04 Mayıs 2014

BU FİLMİN KÖTÜ ADAMI BENİM

Yıllar önce bir arkadaşım kitap okurken son sayfalara yaklaştığında, en heyecanlı yerinde, kitaba bir kaç gün ara verdiğini söylemişti. O zamanlar bu bana çok anlamsız gelmişti. Şimdi arkadaşımın ne yapmak istediğini anlıyorum. İnsan o güzel anları uzatmak istiyor, o bir kaç günlük bekleyişteki heyecanın, merağın tadını çıkarmak.. Ben de uzun, çok uzun zaman erteledim bu kitabı elime almayı. Beklemek merağı arttırdığı gibi beklentiyi de yükseltiyor. Heyecanla başladığım sayfalar tam da istediğim tadı bırakmıyor başlarda.. Ama sayfalar ilerledikçe yavaş yavaş ele geçiriyor beni kitap. Yine sevdiğim tanıdıklık duygusu.. İnsanın hisleri, çelişkileri nasıl bu kadar iyi yansıtılabilir sayfalara?

Önder, filmin kötü adamı, açıyor kalbinin ve beyninin tüm kapılarını okuyucuya. Evliliği, kadınlarla ve diğer insanlarla ilişkileri korkusuzca sıralanmış sayfalarda. Tuhaf bir yakınlık hissediyorum Önder’e. İçindeki duygular karmaşası, kendini sürekli sorgulayışı, yargılayışı, pişmanlıkları, bir başkasını gözlermiş gibi yaşadıklarını tahlil edişi.. Galiba kendi hikayemin kötü adamı da benim...

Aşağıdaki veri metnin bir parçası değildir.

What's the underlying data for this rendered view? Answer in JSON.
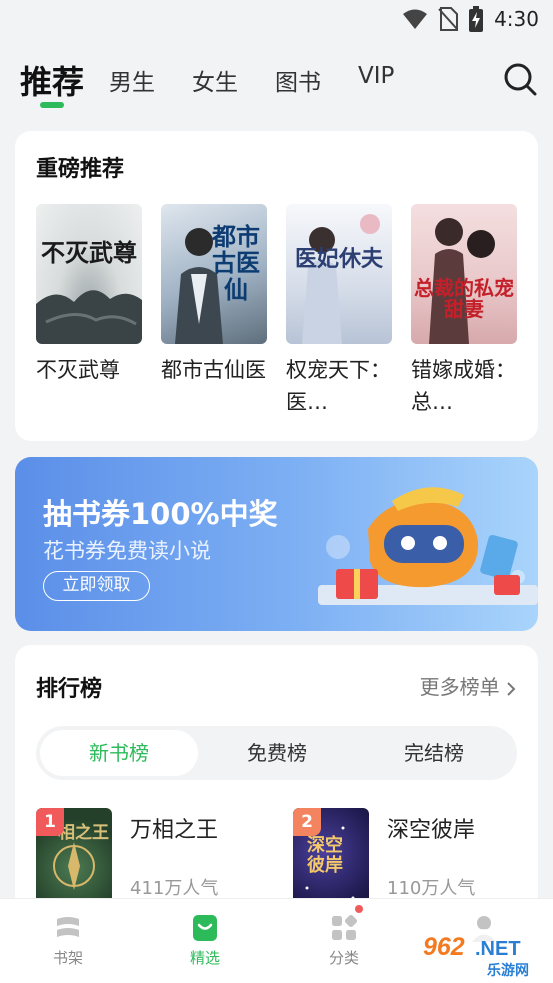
{
  "status_bar": {
    "time": "4:30"
  },
  "tabs": [
    {
      "label": "推荐",
      "active": true
    },
    {
      "label": "男生"
    },
    {
      "label": "女生"
    },
    {
      "label": "图书"
    },
    {
      "label": "VIP"
    }
  ],
  "featured": {
    "title": "重磅推荐",
    "books": [
      {
        "title": "不灭武尊",
        "cover_text": "不灭武尊"
      },
      {
        "title": "都市古仙医",
        "cover_text": "都市古医仙"
      },
      {
        "title": "权宠天下：医…",
        "cover_text": "医妃休夫"
      },
      {
        "title": "错嫁成婚：总…",
        "cover_text": "总裁的私宠甜妻"
      }
    ]
  },
  "banner": {
    "title": "抽书券100%中奖",
    "subtitle": "花书券免费读小说",
    "button_label": "立即领取"
  },
  "ranking": {
    "title": "排行榜",
    "more_label": "更多榜单",
    "segments": [
      {
        "label": "新书榜",
        "active": true
      },
      {
        "label": "免费榜"
      },
      {
        "label": "完结榜"
      }
    ],
    "items": [
      {
        "rank": "1",
        "title": "万相之王",
        "popularity": "411万人气",
        "cover_text": "相之王"
      },
      {
        "rank": "2",
        "title": "深空彼岸",
        "popularity": "110万人气",
        "cover_text": "深空彼岸"
      }
    ]
  },
  "bottom_nav": [
    {
      "label": "书架",
      "icon": "bookshelf-icon"
    },
    {
      "label": "精选",
      "icon": "featured-icon",
      "active": true
    },
    {
      "label": "分类",
      "icon": "category-icon",
      "badge": true
    },
    {
      "label": "",
      "icon": "profile-icon"
    }
  ],
  "watermark": {
    "text": "962.NET",
    "subtext": "乐游网"
  },
  "colors": {
    "accent": "#2dba5a",
    "badge_red": "#f05a5a",
    "badge_orange": "#f4845f"
  }
}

İlerleyen sayfalarda daha iyi anlıyorum neden Önder’i yakın hissettiğimi kendime. Ben de bilmem kaç kez kurmuşumdur kendi versiyonumu  şu cümlenin: “... kalabalıklarla birlikte herhangi bir şey için heyecanlanabilseydi, böyle yalnız kalmaz, bir kadınla evlenir, çoluğa çocuğa karışırdı.” Düşünmeden yaşayabilsek bize dayatılan hayatı her şey çok daha kolay olmaz mıydı? İyi bir okul bitirir, sağlam bir işe yerleşir, bir eş edinir, yıllar sonra eşimizden sıkılmayalım, yalnız kalmayalım diye çocuk yapar, sonra onları da bir güzel okutur, Allah kısmet ederse bir münasip kısmetle mürüvvetlerini görüp, bir kaç yıl torun sevdikten sonra gözümüz arkada kalmadan göçüp giderdik bizim için birileri tarafından çoktaaan yaratılmış öteki diyarlara. Ama işte ah keşke sorgulamadan yaşamayı başarabilseydik.. Her şey çok daha kolay olurdu kalabalıklarla birlikte heyecanlanabilsek..

Önder, Murat Gülsoy’un “Baba, Oğul ve Kutsal Roman” kitabındaki baş karaktere de benziyor. Merak ediyorum; bu roman kahramanları Murat Gülsoy’dan ne kadar izler taşıyor. Bir yazarın kendinden tamamen farklı bir karakter yaratması mümkün mü ki?


Yine hikayeler içinde hikayeler yaratıyor Murat Gülsoy. Sonra bir hikaye diğer hikayeye karışıyor. Birbirine kavuşan iki derenin coşkun bir nehre dönüşmesi gibi hızla akıyor son sayfalar... Yakalayıp durdurmak istiyorum, belki biraz düşünmek.. Ama çırpınmak boşuna hızla denize dökülüyoruz.  Hüzün kaplıyor içimi, bir Murat Gülsoy kitabı daha bitiyor, beynimde çınlayan cümleler bırakarak; “Her şey yaşanıp bitmişti. Geriye sadece hikayeler kalmıştı. Hepsine bir ucundan eklenmeye çalışmış ama becerememişti. Kendini koyacak yer bulamıyordu.”